O "JBS Farm Assurance Programme", implementado em 2011 com a participação de 2 mil produtores, procura garantir que toda a cadeia mantenha as melhores práticas possíveis. Para isso, a JBS paga ao produtor um prêmio de 50 centavos de dólar australiano (1 dólar australiano equivale atualmente a US$ 0,87) por quilo de gado bovino e 20 centavos por quilo de carneiro. Na venda, ganha com isso de 1 a 1,30 dólar australiano por quilo, conforme o corte.

O Japão é o principal mercado da JBS Austrália, com uma fatia de 22% das vendas – a empresa produz 35% de toda a carne que o país da Oceania exporta aos japoneses. Em seguida aparecem EUA (21%), Coreia do Sul (11%) e China (11%). Além de boas perspectivas na China, a subsidiária vê espaço para crescer na União Europeia, Oriente Médio e Indonésia, disse Berry. Também são pujantes as vendas à Grã-Bretanha.

No caso da China, a empresa está de olho no aumento da demanda do país por carne australiana em geral. Pequim importa 1 milhão de toneladas no total, das quais apenas 30% pelos canais formais. Dessa parte legal, a Austrália representa 52%, e grande parte já é produzida pela JBS.

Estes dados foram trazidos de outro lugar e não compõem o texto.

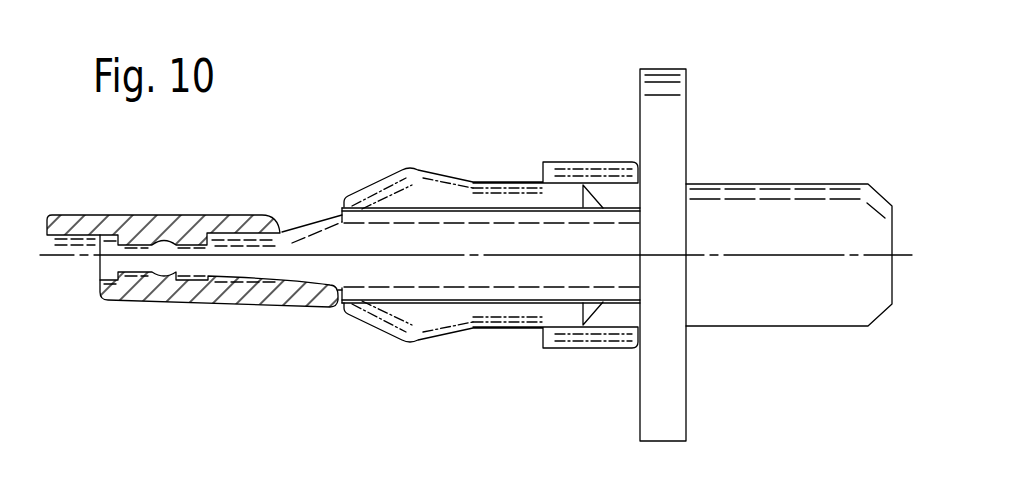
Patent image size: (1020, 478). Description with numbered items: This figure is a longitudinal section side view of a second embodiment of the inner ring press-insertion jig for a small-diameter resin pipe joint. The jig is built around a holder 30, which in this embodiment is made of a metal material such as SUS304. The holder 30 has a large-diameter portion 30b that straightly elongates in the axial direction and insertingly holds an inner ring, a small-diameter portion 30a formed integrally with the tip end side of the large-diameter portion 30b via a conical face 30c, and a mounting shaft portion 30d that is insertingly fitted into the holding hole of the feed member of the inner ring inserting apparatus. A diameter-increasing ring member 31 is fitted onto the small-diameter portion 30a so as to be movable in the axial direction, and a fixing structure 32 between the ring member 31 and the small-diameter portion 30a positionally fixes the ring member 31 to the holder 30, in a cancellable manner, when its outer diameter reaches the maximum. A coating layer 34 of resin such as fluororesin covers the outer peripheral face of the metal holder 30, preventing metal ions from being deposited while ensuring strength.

The holder 30 is at (480, 283).
The small-diameter portion 30a is at (228, 243).
The large-diameter portion 30b is at (452, 222).
The conical face 30c is at (318, 222).
The mounting shaft portion 30d is at (773, 188).
The diameter-increasing ring member 31 is at (93, 215).
The fixing structure 32 is at (143, 302).
The coating layer 34 is at (398, 302).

As vendas devem subir com os acordos de livre comércio que a Austrália concluiu com China, Japão e Coreia do Sul. A tarifa de 38% em vigor no Japão, por exemplo, vai diminuir ao longo dos anos. Analistas estimam que os produtores de carne poderão ganhar US$ 11 bilhões na China quando as alíquotas forem eliminadas, dentro de nove anos.

Neste ano, o faturamento da JBS Austrália cresceu 10%, mas Anthony Pratt disse que esse ritmo não é sustentável e previa alta de 5% em 2015, antes da Primo. Em 2014, a oferta de animais foi boa por causa dos abates gerados pela seca, o que não deverá se repetir. Mas, com a Primo, líder em presuntos, bacon e embutidos como linguiça e salame, a JBS passa a ter maior acesso ao mercado australiano de suínos, assume a liderança em embutidos também na Nova Zelândia e reforça suas exportações de produtos de maior valor agregado.

De quebra, dilui a dependência da oferta de animais na Austrália, onde os pecuaristas sempre têm a opção, influenciada pelo clima, de vender gado para abate ou exportar o animal vivo. Muitos animais são vendidos para Rússia, China e Oriente Médio, o que colabora para encolher a oferta australiana disponível.